Pupuk Subsidi Hilang di Pasaran

SERAMBI INDONESIA : 20 JANUARI 2018

NAGAN RAYA - Para petani di Kabupaten Nagan Raya sejak dua pekan terakhir kesulitan mendapat pupuk subsidi pemerintah dari agen pengecer di sejumlah kecamatan. Laporan yang diterima Serambi menyebutkan pupuk subsidi yang hilang di kios pengecer antara lain pupuk Urea, NPK, serta Phonska.

“Kami kesulitan dengan tak adanya ketersediaan pupuk di pasaran sehingga tak bisa menambah unsur hara tanaman padi,” kata Zulkifli, petani Desa Blang Ara, Kecamatan Seunagan Timur, Nagan Raya kepada Serambi, Jumat (19/1). Ia menjelaskan bersama sejumlah petani lain pihaknya telah mencari keberadaan pupuk subsidi di sejumlah penjual di kabupaten tersebut.

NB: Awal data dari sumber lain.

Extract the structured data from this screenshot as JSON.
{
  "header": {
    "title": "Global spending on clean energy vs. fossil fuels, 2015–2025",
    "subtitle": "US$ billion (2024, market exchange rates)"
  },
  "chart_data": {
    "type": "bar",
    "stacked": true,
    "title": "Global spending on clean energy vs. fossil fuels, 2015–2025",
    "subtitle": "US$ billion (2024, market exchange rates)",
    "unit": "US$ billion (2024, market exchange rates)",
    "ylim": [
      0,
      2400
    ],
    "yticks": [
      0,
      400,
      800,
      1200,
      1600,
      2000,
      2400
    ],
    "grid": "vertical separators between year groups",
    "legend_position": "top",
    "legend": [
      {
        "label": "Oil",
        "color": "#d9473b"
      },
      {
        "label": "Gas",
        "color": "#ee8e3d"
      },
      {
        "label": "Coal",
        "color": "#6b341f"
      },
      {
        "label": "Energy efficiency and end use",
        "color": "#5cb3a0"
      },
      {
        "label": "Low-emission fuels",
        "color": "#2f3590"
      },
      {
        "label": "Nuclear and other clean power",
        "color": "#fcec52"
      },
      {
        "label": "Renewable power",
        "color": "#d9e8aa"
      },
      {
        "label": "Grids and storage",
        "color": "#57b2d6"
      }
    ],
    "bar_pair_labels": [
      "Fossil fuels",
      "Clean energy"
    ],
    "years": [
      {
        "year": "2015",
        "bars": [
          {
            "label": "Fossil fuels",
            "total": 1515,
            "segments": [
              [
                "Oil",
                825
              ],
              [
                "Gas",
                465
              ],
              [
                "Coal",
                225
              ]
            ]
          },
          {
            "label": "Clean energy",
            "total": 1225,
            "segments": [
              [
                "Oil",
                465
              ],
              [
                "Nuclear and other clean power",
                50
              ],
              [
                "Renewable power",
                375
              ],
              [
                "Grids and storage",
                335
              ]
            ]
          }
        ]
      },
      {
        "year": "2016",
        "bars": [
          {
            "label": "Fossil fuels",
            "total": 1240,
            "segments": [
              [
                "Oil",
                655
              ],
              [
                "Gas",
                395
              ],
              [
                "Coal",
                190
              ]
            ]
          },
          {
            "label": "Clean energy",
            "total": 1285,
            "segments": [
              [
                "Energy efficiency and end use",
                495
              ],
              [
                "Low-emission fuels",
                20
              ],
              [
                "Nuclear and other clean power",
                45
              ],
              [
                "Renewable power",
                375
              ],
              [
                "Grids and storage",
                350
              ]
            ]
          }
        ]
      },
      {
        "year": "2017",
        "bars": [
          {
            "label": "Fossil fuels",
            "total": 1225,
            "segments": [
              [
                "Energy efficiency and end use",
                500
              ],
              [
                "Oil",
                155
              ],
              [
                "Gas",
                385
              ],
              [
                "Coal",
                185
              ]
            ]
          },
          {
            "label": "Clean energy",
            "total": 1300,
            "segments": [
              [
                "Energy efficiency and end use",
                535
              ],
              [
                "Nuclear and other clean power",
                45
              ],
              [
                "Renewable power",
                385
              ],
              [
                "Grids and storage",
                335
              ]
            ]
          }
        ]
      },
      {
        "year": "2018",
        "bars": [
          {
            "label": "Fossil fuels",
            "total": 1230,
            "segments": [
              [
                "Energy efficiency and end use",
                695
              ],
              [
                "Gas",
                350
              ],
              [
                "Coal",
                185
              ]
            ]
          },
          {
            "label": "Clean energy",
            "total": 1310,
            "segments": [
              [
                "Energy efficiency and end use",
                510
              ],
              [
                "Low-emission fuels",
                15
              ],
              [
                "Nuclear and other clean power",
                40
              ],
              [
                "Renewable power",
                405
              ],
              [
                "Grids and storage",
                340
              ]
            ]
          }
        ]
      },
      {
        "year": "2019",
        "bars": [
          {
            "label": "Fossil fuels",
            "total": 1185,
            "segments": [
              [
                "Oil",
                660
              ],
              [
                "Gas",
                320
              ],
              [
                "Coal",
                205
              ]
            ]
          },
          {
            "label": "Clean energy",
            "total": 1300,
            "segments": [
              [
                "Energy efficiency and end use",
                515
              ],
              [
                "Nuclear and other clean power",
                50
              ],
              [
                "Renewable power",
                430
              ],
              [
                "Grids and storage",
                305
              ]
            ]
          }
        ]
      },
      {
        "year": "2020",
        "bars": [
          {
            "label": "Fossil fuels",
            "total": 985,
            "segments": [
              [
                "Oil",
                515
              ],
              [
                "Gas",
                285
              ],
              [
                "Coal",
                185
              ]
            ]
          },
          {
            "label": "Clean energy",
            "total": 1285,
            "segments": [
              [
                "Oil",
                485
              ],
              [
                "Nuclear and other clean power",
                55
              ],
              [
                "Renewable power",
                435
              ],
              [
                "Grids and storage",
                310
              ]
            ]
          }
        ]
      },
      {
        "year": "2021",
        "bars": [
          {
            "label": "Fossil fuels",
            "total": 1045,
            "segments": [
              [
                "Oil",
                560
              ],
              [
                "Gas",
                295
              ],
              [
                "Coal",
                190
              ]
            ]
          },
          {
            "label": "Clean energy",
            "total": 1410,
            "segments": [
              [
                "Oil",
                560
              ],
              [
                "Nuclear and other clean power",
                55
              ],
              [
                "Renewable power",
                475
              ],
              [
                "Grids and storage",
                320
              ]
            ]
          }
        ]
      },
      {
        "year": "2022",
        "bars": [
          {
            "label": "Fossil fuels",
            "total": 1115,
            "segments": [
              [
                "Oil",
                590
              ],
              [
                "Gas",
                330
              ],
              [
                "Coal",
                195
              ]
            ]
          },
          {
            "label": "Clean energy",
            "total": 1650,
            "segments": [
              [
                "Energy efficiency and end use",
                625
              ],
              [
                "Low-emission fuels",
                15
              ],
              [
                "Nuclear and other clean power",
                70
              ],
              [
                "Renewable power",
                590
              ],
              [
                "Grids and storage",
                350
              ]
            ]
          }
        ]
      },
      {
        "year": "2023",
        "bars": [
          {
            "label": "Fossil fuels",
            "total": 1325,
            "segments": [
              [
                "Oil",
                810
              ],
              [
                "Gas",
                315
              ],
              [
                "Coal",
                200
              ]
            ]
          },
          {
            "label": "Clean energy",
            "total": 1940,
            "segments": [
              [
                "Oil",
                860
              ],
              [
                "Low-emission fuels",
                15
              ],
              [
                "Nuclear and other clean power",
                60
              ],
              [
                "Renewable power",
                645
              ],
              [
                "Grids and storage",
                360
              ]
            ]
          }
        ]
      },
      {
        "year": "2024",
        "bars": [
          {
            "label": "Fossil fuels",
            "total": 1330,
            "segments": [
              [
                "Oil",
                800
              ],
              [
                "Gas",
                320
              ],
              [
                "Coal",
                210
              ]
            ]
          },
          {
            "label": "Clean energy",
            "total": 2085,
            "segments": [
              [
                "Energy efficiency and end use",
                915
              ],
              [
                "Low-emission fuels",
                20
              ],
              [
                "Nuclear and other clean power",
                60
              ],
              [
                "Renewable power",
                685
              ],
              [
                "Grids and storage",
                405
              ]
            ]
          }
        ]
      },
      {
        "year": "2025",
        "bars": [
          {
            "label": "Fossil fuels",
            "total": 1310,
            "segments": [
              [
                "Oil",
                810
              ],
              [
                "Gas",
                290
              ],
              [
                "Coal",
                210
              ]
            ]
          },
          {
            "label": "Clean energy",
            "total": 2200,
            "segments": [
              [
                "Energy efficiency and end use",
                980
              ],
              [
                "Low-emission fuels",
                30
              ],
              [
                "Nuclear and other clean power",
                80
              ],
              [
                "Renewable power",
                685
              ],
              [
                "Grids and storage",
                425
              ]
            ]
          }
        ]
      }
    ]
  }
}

Akan tetapi, hingga kemarin masih tetap saja sulit mendapatkannya. Kalau pun ada, kata Zulkifli, petani harus membeli pupuk tersebut dengan jumlah terbatas di Meulaboh, Aceh Barat. Kondisi ini membuat para petani kelabakan dan khawatir terhadap pertumbuhan tanaman padi mereka. Zulkifli berharap Pemkab Nagan Raya turun tangan mengatasi kelangkaan pupuk di Nagan Raya.

Kepala Dinas Pertanian Kabupaten Nagan Raya Banta Saidi yang dikonfirmasi Serambi kemarin mengatakan sejak awal Januari 2018, ketersediaan pupuk subsidi pemeritah jenis NPK, Urea serta Phonska sudah mulai kosong pada sejumlah kios pengecer. “Penyebab kelangkaan pupuk subsidi ini karena kuota tahun 2017 telah berakhir, kini sedang kita usul untuk jatah 2018,” jelasnya.

Ia menjelaskan, kebutuhan pupuk subsidi di kalangan petani di Nagan Raya memang sangat mendesak, karena petani saat ini sedang meningkatkan produksi panen padi. Sebagai solusi, pihaknya sudah menyurati distributor pupuk untuk segera melakukan pengadaan pupuk subsidi. Sehingga diharapkan kelangkaan pupuk tersebut secepatnya bisa teratasi.